しかしながら,著作権法20条2項4号は,同一性保持権による著作者の人格的利益の保護を例外的に制限する規定であり,かつ,同じく改変が許される例外的場合として同項1号ないし3号の規定が存することからすると,同項4号にいう「やむを得ないと認められる改変」に該当するというためには,著作物の性質,利用の目的及び態様に照らし,当該著作物の改変につき,同項1号ないし3号に掲げられた例外的場合と同程度の必要性が存在することを要するものと解される。しかるところ,被告ら主張の事情をもってしても,被告小説において本件詩の題号を切除することにつき,上記のような必要性が存在すると認めることはできない。

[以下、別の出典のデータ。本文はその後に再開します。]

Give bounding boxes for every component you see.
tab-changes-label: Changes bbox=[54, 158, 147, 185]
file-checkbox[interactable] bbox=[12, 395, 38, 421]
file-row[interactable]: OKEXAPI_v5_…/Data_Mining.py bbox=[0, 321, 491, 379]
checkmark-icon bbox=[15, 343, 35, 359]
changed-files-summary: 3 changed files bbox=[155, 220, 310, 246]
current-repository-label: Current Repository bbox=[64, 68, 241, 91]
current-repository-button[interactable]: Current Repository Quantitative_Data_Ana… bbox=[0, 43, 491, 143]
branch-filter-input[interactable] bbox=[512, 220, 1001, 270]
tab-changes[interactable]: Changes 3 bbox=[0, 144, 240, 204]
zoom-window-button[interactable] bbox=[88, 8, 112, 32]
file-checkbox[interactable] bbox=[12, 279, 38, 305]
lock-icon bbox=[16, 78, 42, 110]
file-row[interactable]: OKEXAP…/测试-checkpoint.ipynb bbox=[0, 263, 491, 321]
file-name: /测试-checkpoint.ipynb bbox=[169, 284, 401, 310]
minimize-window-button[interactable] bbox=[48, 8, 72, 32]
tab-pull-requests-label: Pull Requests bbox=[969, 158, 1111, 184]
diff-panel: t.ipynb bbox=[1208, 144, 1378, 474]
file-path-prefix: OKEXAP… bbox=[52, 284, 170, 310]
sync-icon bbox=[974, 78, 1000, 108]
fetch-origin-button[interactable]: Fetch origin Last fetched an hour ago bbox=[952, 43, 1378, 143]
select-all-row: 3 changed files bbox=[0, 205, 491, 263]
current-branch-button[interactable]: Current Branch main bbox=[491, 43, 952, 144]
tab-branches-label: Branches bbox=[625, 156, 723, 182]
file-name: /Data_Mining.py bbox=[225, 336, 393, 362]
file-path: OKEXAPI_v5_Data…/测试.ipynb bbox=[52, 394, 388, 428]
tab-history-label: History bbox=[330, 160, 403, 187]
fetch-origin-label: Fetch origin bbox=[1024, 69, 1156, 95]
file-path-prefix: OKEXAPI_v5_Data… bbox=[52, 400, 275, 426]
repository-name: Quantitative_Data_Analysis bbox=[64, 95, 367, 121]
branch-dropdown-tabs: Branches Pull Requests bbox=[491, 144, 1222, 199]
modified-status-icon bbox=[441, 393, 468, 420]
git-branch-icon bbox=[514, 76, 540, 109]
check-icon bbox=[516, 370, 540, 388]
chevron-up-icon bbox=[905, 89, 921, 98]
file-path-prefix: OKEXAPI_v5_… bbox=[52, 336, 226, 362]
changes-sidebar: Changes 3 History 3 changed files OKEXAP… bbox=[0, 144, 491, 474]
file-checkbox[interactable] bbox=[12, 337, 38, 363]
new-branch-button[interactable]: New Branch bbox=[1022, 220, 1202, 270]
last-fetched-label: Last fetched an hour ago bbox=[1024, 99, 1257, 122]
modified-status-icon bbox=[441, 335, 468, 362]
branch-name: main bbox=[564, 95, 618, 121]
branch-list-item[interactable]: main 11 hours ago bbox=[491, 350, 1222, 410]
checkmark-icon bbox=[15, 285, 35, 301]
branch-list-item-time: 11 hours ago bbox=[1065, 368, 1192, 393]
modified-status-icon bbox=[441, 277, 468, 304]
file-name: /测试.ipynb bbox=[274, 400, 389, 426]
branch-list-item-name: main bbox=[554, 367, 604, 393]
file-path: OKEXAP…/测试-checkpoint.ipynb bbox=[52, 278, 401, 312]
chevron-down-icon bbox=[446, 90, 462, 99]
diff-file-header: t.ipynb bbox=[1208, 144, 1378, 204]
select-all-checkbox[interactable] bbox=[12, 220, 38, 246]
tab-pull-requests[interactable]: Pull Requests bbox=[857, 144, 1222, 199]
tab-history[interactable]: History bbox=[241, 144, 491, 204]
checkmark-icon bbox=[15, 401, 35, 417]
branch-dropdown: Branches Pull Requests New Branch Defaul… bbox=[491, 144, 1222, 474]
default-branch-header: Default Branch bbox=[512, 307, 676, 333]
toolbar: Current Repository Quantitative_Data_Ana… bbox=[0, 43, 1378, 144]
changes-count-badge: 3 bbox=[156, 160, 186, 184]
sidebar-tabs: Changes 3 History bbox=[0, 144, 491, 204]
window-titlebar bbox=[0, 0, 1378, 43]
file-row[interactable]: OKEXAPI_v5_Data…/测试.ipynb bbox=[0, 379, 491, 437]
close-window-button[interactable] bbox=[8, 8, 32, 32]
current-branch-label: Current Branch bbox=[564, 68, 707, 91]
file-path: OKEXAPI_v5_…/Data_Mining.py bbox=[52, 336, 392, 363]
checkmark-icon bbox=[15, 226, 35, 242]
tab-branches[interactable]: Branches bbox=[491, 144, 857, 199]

したがって,著作権法20条2項4号が定める「やむを得ないと認められる改変」に該当するということはできない。
(2) 翻訳による表現の改変について
ア 前記3認定のとおり,被告Eは,著作者であるAの許諾を得ることなく,本件詩を翻訳したものである。しかも,本件詩の訳文のうち,少なくとも,以下のイないしキの箇所は,客観的にみて誤訳であるか,又は翻訳すべき語を翻訳していないものであるか,若しくは意訳の範囲を超えているものであって,これらはいずれも意に反する改変といわざるを得ないから,本件詩についてAが有していた同一性保持権を侵害するものである。
(略)
ク 被告らは,上記改変はいずれも著作権法20条2項4号の「やむを得ないと認められる改変」に当たると主張する。
しかしながら,上記(1)イに述べたとおり,同項4号にいう「やむを得ないと認められる改変」に該当するというためには,著作物の性質,利用の目的及び態様に照らし,当該著作物の改変につき,同項1号ないし3号に掲げられた例外的場合と同程度の必要性が存在することを要するものと解されるところ,誤訳や翻訳すべきものを翻訳しないことがやむを得ないということができないのは明らかであるし,その余の上記改変も,いずれも翻訳として許される意訳の範囲を超えたものであって,被告小説において本件詩に改変を加えるにつき,上記のような必要性が存在すると認めることはできない。
よって,著作権法20条2項4号が定める「やむを得ないと認められる改変」に該当するということはできない。
(3) 以上のとおり,被告小説は,Aが有していた本件詩についての同一性保持権を侵害するものである。